Bubba, I live around here and can assure you it’s not the Illinois Tollway. AVIS has these transponders there in the car (whether you want them or not) and they are EZPass and rarely IPass. And you find this in most AVIS cars from the eastern half of the US. I have IPass transponders in both of our cara and have for 17 years. Never had an issue. The issue is you don’t want to use the AVIS transponder so you keep the box closed; yet it triggers anyway.
Once AVIS’ contactor gets the charge on their transformer, you get clobbered with charges. It’s BS and I place all blame on the rental car company. It’s not the tollway authority.
The problem is that there are two competing systems at play.
AVIS has registered the car with a third party company called Highway Toll Administration (HTA), if HTA receives the toll before it is added to either the platepass or tolltag account, than AVIS bills the renter because HTA does not know that the car has also been added to a personal platepass or tolltag account.
This happens even if I make sure that the AVIS provided tolltag is closed (thus should not be detected) because the car’s license plate is registered to the tolltag, so it is automatically billed. Even though I have also registered the car’s license plate, the system seems to use the AVIS account first and then also my personal account.
I have a few tolltags and rent from AVIS frequently, this happens all the time, it is easy enough (though annoying) to have the tolls removed from my credit card by providing AVIS Customer Service with a copy of the receipt from my personal tolltag.
I have actually spoken with AVIS Corporate about and they know it is a pain point, but I am guessing that since that convenience fee is profitable enough that AVIS is not going to do anything about it.
I recently tried this in the SF Bay Area (twice!) with the same result as you.

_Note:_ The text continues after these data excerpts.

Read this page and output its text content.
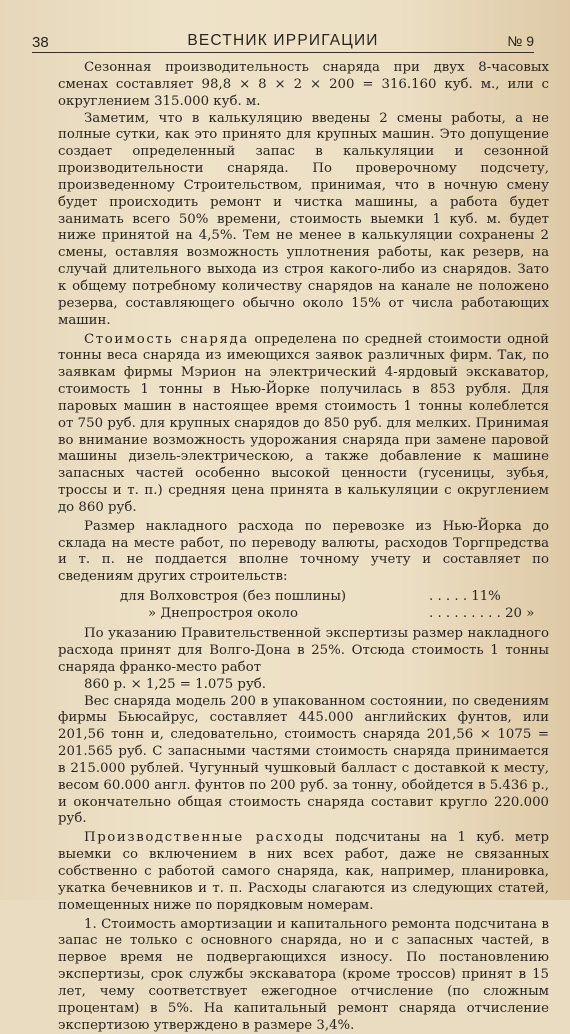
38	ВЕСТНИК ИРРИГАЦИИ	№ 9

Сезонная производительность снаряда при двух 8-часовых сменах составляет 98,8 × 8 × 2 × 200 = 316.160 куб. м., или с округлением 315.000 куб. м.

Заметим, что в калькуляцию введены 2 смены работы, а не полные сутки, как это принято для крупных машин. Это допущение создает определенный запас в калькуляции и сезонной производительности снаряда. По проверочному подсчету, произведенному Строительством, принимая, что в ночную смену будет происходить ремонт и чистка машины, а работа будет занимать всего 50% времени, стоимость выемки 1 куб. м. будет ниже принятой на 4,5%. Тем не менее в калькуляции сохранены 2 смены, оставляя возможность уплотнения работы, как резерв, на случай длительного выхода из строя какого-либо из снарядов. Зато к общему потребному количеству снарядов на канале не положено резерва, составляющего обычно около 15% от числа работающих машин.

Стоимость снаряда определена по средней стоимости одной тонны веса снаряда из имеющихся заявок различных фирм. Так, по заявкам фирмы Мэрион на электрический 4-ярдовый экскаватор, стоимость 1 тонны в Нью-Йорке получилась в 853 рубля. Для паровых машин в настоящее время стоимость 1 тонны колеблется от 750 руб. для крупных снарядов до 850 руб. для мелких. Принимая во внимание возможность удорожания снаряда при замене паровой машины дизель-электрическою, а также добавление к машине запасных частей особенно высокой ценности (гусеницы, зубья, троссы и т. п.) средняя цена принята в калькуляции с округлением до 860 руб.

Размер накладного расхода по перевозке из Нью-Йорка до склада на месте работ, по переводу валюты, расходов Торгпредства и т. п. не поддается вполне точному учету и составляет по сведениям других строительств:

для Волховстроя (без пошлины)	. . . . . 11%
» Днепростроя около	. . . . . . . . . 20 »

По указанию Правительственной экспертизы размер накладного расхода принят для Волго-Дона в 25%. Отсюда стоимость 1 тонны снаряда франко-место работ

860 р. × 1,25 = 1.075 руб.

Вес снаряда модель 200 в упакованном состоянии, по сведениям фирмы Бьюсайрус, составляет 445.000 английских фунтов, или 201,56 тонн и, следовательно, стоимость снаряда 201,56 × 1075 = 201.565 руб. С запасными частями стоимость снаряда принимается в 215.000 рублей. Чугунный чушковый балласт с доставкой к месту, весом 60.000 англ. фунтов по 200 руб. за тонну, обойдется в 5.436 р., и окончательно общая стоимость снаряда составит кругло 220.000 руб.

Производственные расходы подсчитаны на 1 куб. метр выемки со включением в них всех работ, даже не связанных собственно с работой самого снаряда, как, например, планировка, укатка бечевников и т. п. Расходы слагаются из следующих статей, помещенных ниже по порядковым номерам.

1. Стоимость амортизации и капитального ремонта подсчитана в запас не только с основного снаряда, но и с запасных частей, в первое время не подвергающихся износу. По постановлению экспертизы, срок службы экскаватора (кроме троссов) принят в 15 лет, чему соответствует ежегодное отчисление (по сложным процентам) в 5%. На капитальный ремонт снаряда отчисление экспертизою утверждено в размере 3,4%.
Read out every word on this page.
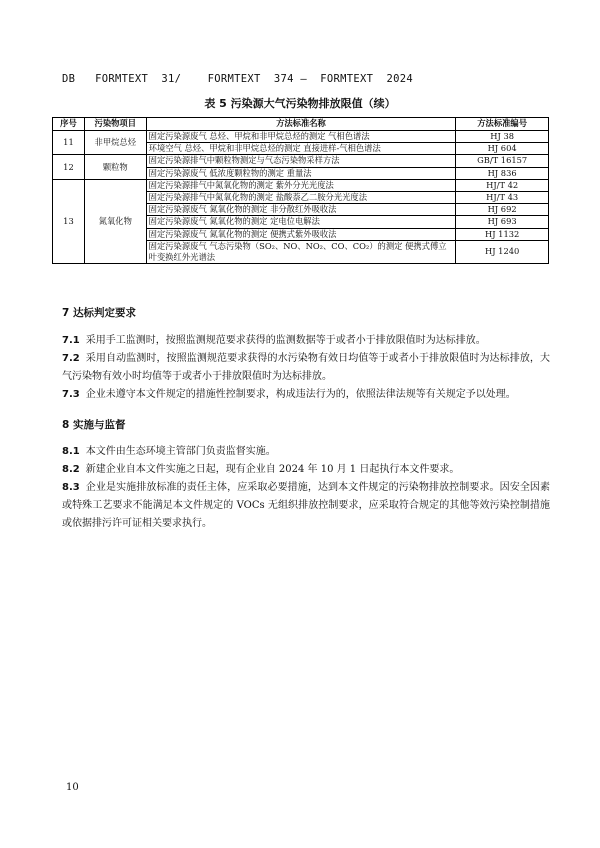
DB   FORMTEXT  31/    FORMTEXT  374 —  FORMTEXT  2024
表 5 污染源大气污染物排放限值（续）
序号	污染物项目	方法标准名称	方法标准编号
11	非甲烷总烃	固定污染源废气 总烃、甲烷和非甲烷总烃的测定 气相色谱法	HJ 38
		环境空气 总烃、甲烷和非甲烷总烃的测定 直接进样-气相色谱法	HJ 604
12	颗粒物	固定污染源排气中颗粒物测定与气态污染物采样方法	GB/T 16157
		固定污染源废气 低浓度颗粒物的测定 重量法	HJ 836
13	氮氧化物	固定污染源排气中氮氧化物的测定 紫外分光光度法	HJ/T 42
		固定污染源排气中氮氧化物的测定 盐酸萘乙二胺分光光度法	HJ/T 43
		固定污染源废气 氮氧化物的测定 非分散红外吸收法	HJ 692
		固定污染源废气 氮氧化物的测定 定电位电解法	HJ 693
		固定污染源废气 氮氧化物的测定 便携式紫外吸收法	HJ 1132
		固定污染源废气 气态污染物（SO₂、NO、NO₂、CO、CO₂）的测定 便携式傅立叶变换红外光谱法	HJ 1240
7 达标判定要求
7.1 采用手工监测时，按照监测规范要求获得的监测数据等于或者小于排放限值时为达标排放。
7.2 采用自动监测时，按照监测规范要求获得的水污染物有效日均值等于或者小于排放限值时为达标排放，大气污染物有效小时均值等于或者小于排放限值时为达标排放。
7.3 企业未遵守本文件规定的措施性控制要求，构成违法行为的，依照法律法规等有关规定予以处理。
8 实施与监督
8.1 本文件由生态环境主管部门负责监督实施。
8.2 新建企业自本文件实施之日起，现有企业自 2024 年 10 月 1 日起执行本文件要求。
8.3 企业是实施排放标准的责任主体，应采取必要措施，达到本文件规定的污染物排放控制要求。因安全因素或特殊工艺要求不能满足本文件规定的 VOCs 无组织排放控制要求，应采取符合规定的其他等效污染控制措施或依据排污许可证相关要求执行。
10
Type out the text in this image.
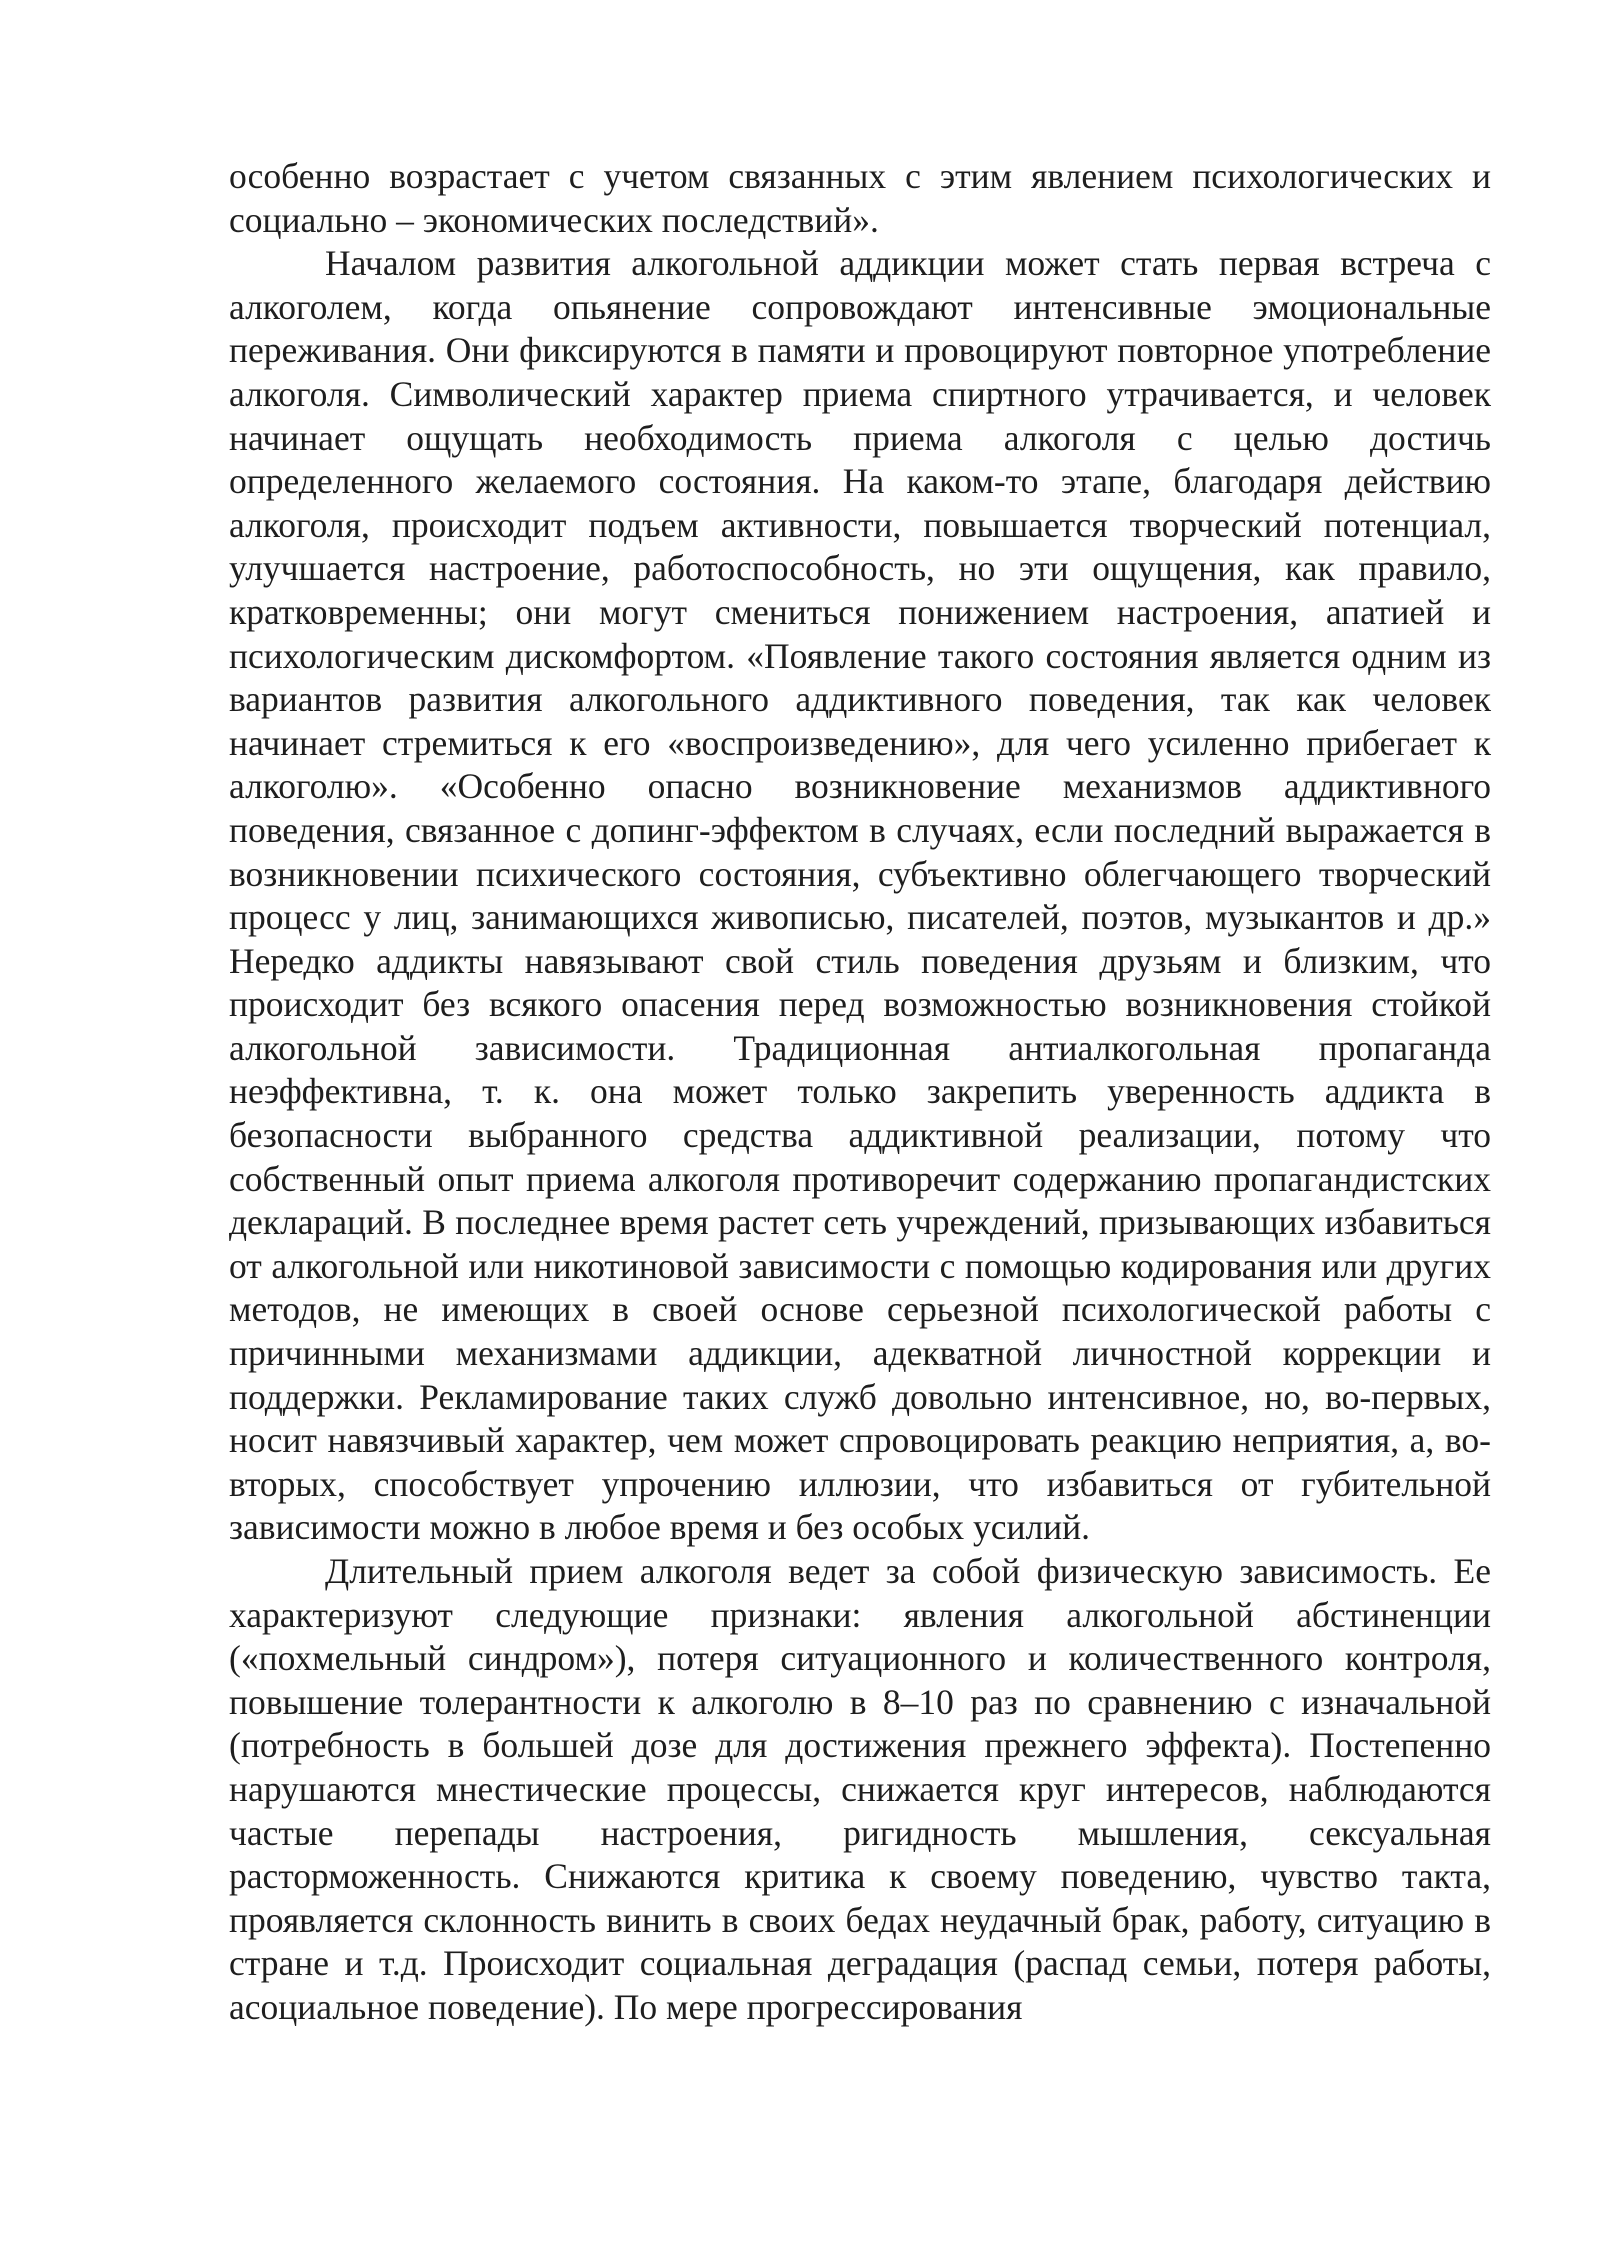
особенно возрастает с учетом связанных с этим явлением психологических и социально – экономических последствий».

Началом развития алкогольной аддикции может стать первая встреча с алкоголем, когда опьянение сопровождают интенсивные эмоциональные переживания. Они фиксируются в памяти и провоцируют повторное употребление алкоголя. Символический характер приема спиртного утрачивается, и человек начинает ощущать необходимость приема алкоголя с целью достичь определенного желаемого состояния. На каком-то этапе, благодаря действию алкоголя, происходит подъем активности, повышается творческий потенциал, улучшается настроение, работоспособность, но эти ощущения, как правило, кратковременны; они могут смениться понижением настроения, апатией и психологическим дискомфортом. «Появление такого состояния является одним из вариантов развития алкогольного аддиктивного поведения, так как человек начинает стремиться к его «воспроизведению», для чего усиленно прибегает к алкоголю». «Особенно опасно возникновение механизмов аддиктивного поведения, связанное с допинг-эффектом в случаях, если последний выражается в возникновении психического состояния, субъективно облегчающего творческий процесс у лиц, занимающихся живописью, писателей, поэтов, музыкантов и др.» Нередко аддикты навязывают свой стиль поведения друзьям и близким, что происходит без всякого опасения перед возможностью возникновения стойкой алкогольной зависимости. Традиционная антиалкогольная пропаганда неэффективна, т. к. она может только закрепить уверенность аддикта в безопасности выбранного средства аддиктивной реализации, потому что собственный опыт приема алкоголя противоречит содержанию пропагандистских деклараций. В последнее время растет сеть учреждений, призывающих избавиться от алкогольной или никотиновой зависимости с помощью кодирования или других методов, не имеющих в своей основе серьезной психологической работы с причинными механизмами аддикции, адекватной личностной коррекции и поддержки. Рекламирование таких служб довольно интенсивное, но, во-первых, носит навязчивый характер, чем может спровоцировать реакцию неприятия, а, во-вторых, способствует упрочению иллюзии, что избавиться от губительной зависимости можно в любое время и без особых усилий.

Длительный прием алкоголя ведет за собой физическую зависимость. Ее характеризуют следующие признаки: явления алкогольной абстиненции («похмельный синдром»), потеря ситуационного и количественного контроля, повышение толерантности к алкоголю в 8–10 раз по сравнению с изначальной (потребность в большей дозе для достижения прежнего эффекта). Постепенно нарушаются мнестические процессы, снижается круг интересов, наблюдаются частые перепады настроения, ригидность мышления, сексуальная расторможенность. Снижаются критика к своему поведению, чувство такта, проявляется склонность винить в своих бедах неудачный брак, работу, ситуацию в стране и т.д. Происходит социальная деградация (распад семьи, потеря работы, асоциальное поведение). По мере прогрессирования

I registered the rental car license plate to the toll pay app (I think it’s called FasTrak?), linked my credit card, but I was still charged by the car rental company.
Same thing happened to me in Chicago when I rented a car from Thrifty in 2022. Maybe it´s a Chicago car rental thing.
I had registered at the tollway system and paid the toll of 2,80 $. Nevertheless Thrifty charged me with 15 or 20 bucks service charge. Being a German I had the problem to check in at the online tollway system from Germany because access is denied for whatever reason, so I could not present my tollway bill to Thrifty, only my credit card charge of 2,80 $. In the end I told my credit card company to cancel the charge of the service charge. I will never rent a car from Thrifty again. I think this doesn´t happen accidentally but by purpose.
It’s an error in favor of the house — the car rental agency and the rental car company — and so the rental car companies continue on making money this way from the car rental customers despite it being wrong and unfair for a driver to be hit with multiple toll related charges per each toll use and amount actually due the toll road operator.
These toll road operators, toll payment companies and rental car companies should collectively be made to pay not just compensation for errors but also punitive damages to teach them a lesson.
And don’t you have to “unregister” the plate when you’re done lest you get charged for the future users?
Yes.
And it can get extra messy when a car is turned around quickly between renters or if there are multiple accounts registered with pay by plate for a given car during an overlapping time period.
Best to avoid toll roads with rental cars if possible . The time saved driving is not worth the time and headache of having to save receipts and dispute charges with the rental car company.